Miriam Toews imagines her way into an insular community grappling with sexual assault

In her new novel, women in a Mennonite colony plot their own liberation.

Early in Miriam Toews’s Women Talk­ing, a woman speaks about her horses, which are named Ruth and Cheryl. When Ruth and Cheryl are attacked by a neighbor’s dogs, their owner reports, their “instinct is to bolt.” The horses do not “organize meetings to determine their next course of action,” she says pointedly to women who have organized meetings to determine their next course of action. “They run.”        

Women Talking is a brutal phantasmagoria in which horses have women’s names and women are treated like horses. Mining sexual violence, patriarchy, religion, and the meaning of forgiveness and pacifism, the book is feminist dystopian fiction in the tradition of The Handmaid’s Tale, Vox, and The Water Cure. But where the what-ifs that populate those books’ imagined landscapes—What if fertility were your only currency? What if you could not leave your island? What if you were allowed only 100 words per day?—are speculative, Women Talking is built on actual events. Knowing that the novelist ­didn’t have to conjure an entire world but merely color in an existing one lends it an unnerving quality. This may be fiction, but that doesn’t mean it’s not based in fact.

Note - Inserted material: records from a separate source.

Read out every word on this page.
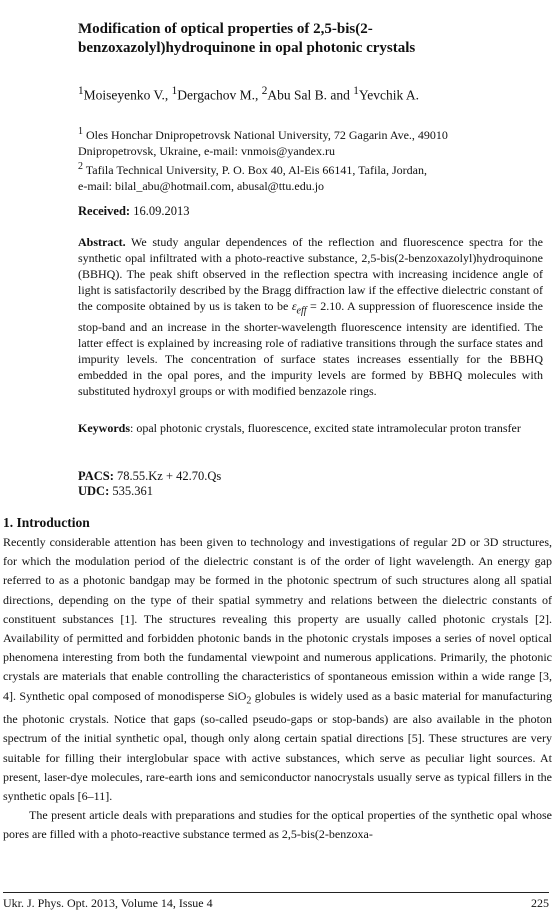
Modification of optical properties of 2,5-bis(2-benzoxazolyl)hydroquinone in opal photonic crystals
$^1$Moiseyenko V., $^1$Dergachov M., $^2$Abu Sal B. and $^1$Yevchik A.

$^1$ Oles Honchar Dnipropetrovsk National University, 72 Gagarin Ave., 49010
Dnipropetrovsk, Ukraine, e-mail: vnmois@yandex.ru

$^2$ Tafila Technical University, P. O. Box 40, Al-Eis 66141, Tafila, Jordan,
e-mail: bilal_abu@hotmail.com, abusal@ttu.edu.jo

Received: 16.09.2013
Abstract. We study angular dependences of the reflection and fluorescence spectra for the synthetic opal infiltrated with a photo-reactive substance, 2,5-bis(2-benzoxazolyl)hydroquinone (BBHQ). The peak shift observed in the reflection spectra with increasing incidence angle of light is satisfactorily described by the Bragg diffraction law if the effective dielectric constant of the composite obtained by us is taken to be $\varepsilon_{eff} = 2.10$. A suppression of fluorescence inside the stop-band and an increase in the shorter-wavelength fluorescence intensity are identified. The latter effect is explained by increasing role of radiative transitions through the surface states and impurity levels. The concentration of surface states increases essentially for the BBHQ embedded in the opal pores, and the impurity levels are formed by BBHQ molecules with substituted hydroxyl groups or with modified benzazole rings.
Keywords: opal photonic crystals, fluorescence, excited state intramolecular proton transfer
PACS: 78.55.Kz + 42.70.Qs
UDC: 535.361
1. Introduction

Recently considerable attention has been given to technology and investigations of regular 2D or 3D structures, for which the modulation period of the dielectric constant is of the order of light wavelength. An energy gap referred to as a photonic bandgap may be formed in the photonic spectrum of such structures along all spatial directions, depending on the type of their spatial symmetry and relations between the dielectric constants of constituent substances [1]. The structures revealing this property are usually called photonic crystals [2]. Availability of permitted and forbidden photonic bands in the photonic crystals imposes a series of novel optical phenomena interesting from both the fundamental viewpoint and numerous applications. Primarily, the photonic crystals are materials that enable controlling the characteristics of spontaneous emission within a wide range [3, 4]. Synthetic opal composed of monodisperse SiO$_2$ globules is widely used as a basic material for manufacturing the photonic crystals. Notice that gaps (so-called pseudo-gaps or stop-bands) are also available in the photon spectrum of the initial synthetic opal, though only along certain spatial directions [5]. These structures are very suitable for filling their interglobular space with active substances, which serve as peculiar light sources. At present, laser-dye molecules, rare-earth ions and semiconductor nanocrystals usually serve as typical fillers in the synthetic opals [6–11].

The present article deals with preparations and studies for the optical properties of the synthetic opal whose pores are filled with a photo-reactive substance termed as 2,5-bis(2-benzoxa-

Ukr. J. Phys. Opt. 2013, Volume 14, Issue 4	225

Toews’s novel takes its cues from bizarre events that unfolded in a Mennonite colony in Bolivia, called Manitoba Colony. In the lowlands of that country, Old Colony Mennonites live in agricultural collectives, with an Amish-like rejection of electricity and cars but more self-governance and with little interaction with their Bolivian neighbors except in business transactions. Having been promised religious freedom, the right to run their own schools, and exemption from military service, the Mennonite colonizers were free to create their own ministates.